В тот год я купил ему подарок – дорожную сумку. Я с большим трудом отыскал её на Алиэкспрессе. Модель была сверхфункциональна и испытана мной не раз: я искал отцу в подарок такую же сумку, как была у меня самого. Не очень большая, размером примерно с туристический рюкзак, с дополнительными карманами по бокам. Длину ручек можно регулировать или сделать из них рюкзачные лямки: раз-два – и сумка становится рюкзаком. На одном из рёбер основания установлено крепление из жёсткого пластика. С помощью крохотных рычажков из этого крепления выдвигаются колёсики. Теперь сумку можно поставить вертикально, и, достав из бокового кармана дополнительную телескопическую ручку, катить её как чемодан.
Лет десять назад такую сумку Ксеня-чан привезла из одной своей поездки в Японию. Она использовала её всего лишь один раз во время перелёта обратно, а потом забросила в кладовку, потому что для Ксениного имиджа расцветка выглядела скучной. Сказочно прекрасная вещь так бы и пылилась там, если бы однажды перед Новым годом на мою подругу не обрушился аттракцион неслыханной щедрости и она не начала разбирать и раздаривать старые вещи. Впрочем, чудо на колёсиках досталось мне не бесплатно; Ксеня-чан дарила вещи только девчонкам. Парням она их предлагала за символическую плату. Когда я впервые полетел с этой сумкой лоукостером, меня обязали сдать её в багаж как негабаритный груз – но я не расстроился, потому что увидел в этом символический смысл: с этим нелепым многофункциональным устройством у нас оказалось много общего. Я ведь тоже в жизни своих близких был ничем иным, как негабаритным грузом, который пытается оправдать свою неудачную физическую форму – важным наполнением и повышенной функциональностью.
Вот и отцу я купил такую же: той же фирмы, того же размера и расцветки. Чтобы отец складывал в боковые карманы очки, дорожную подушку и коробочку с таблетками. Чтобы, взглянув на неё однажды, отец вдруг взял да и вспомнил обо мне.
В отдельном зале мясного ресторана неподалёку от метро «Новокузнецкая» столы были сдвинуты буквой П, отец сидел в центре горизонтальной перекладины. Мама усадила меня рядом с собой, возле правого угла, через три человека от отца. Гости были намного меня старше, в основном отец собрал бывших военных и своих подчинённых из заводского руководства.
Подарок был принят; не распаковав, отец поставил его возле ножки стула.

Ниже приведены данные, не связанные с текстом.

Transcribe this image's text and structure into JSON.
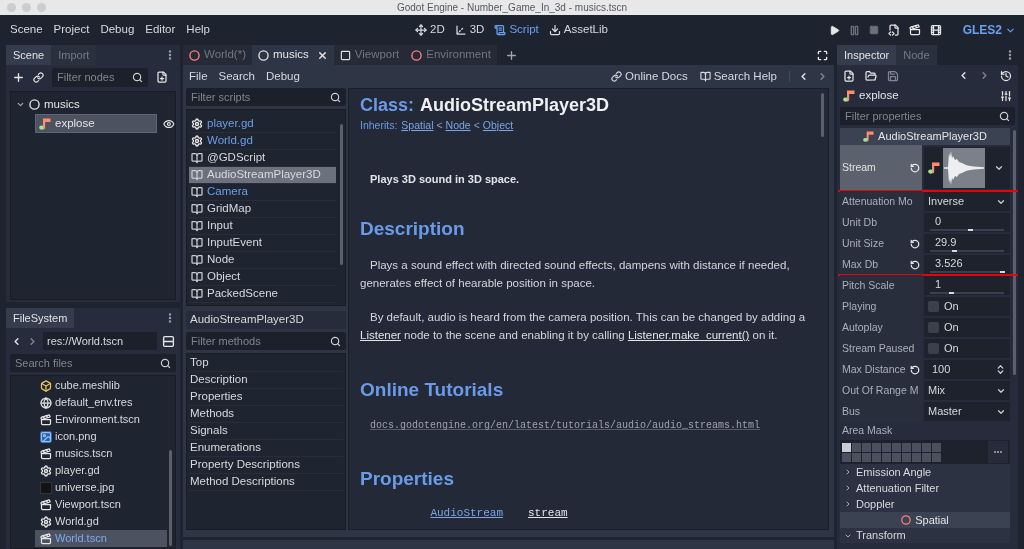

Так как я опоздал, основные тосты были уже позади – за именинника, за родителей, семью и за тех, «кого с нами нет». Все поддерживали беседу: обсуждали события в соседнем государстве. Мама подкладывала мне овощи и тонко нарезанные кусочки отварного языка, официант принёс тарелку с картошкой и котлетой по-киевски. Отец один раз посмотрел в мою сторону и взгляд его показался мне мягче и дружелюбнее, чем прежде. Что было тому причиной – количество выпитого, внимание гостей? А может, он просто перестал на меня сердиться?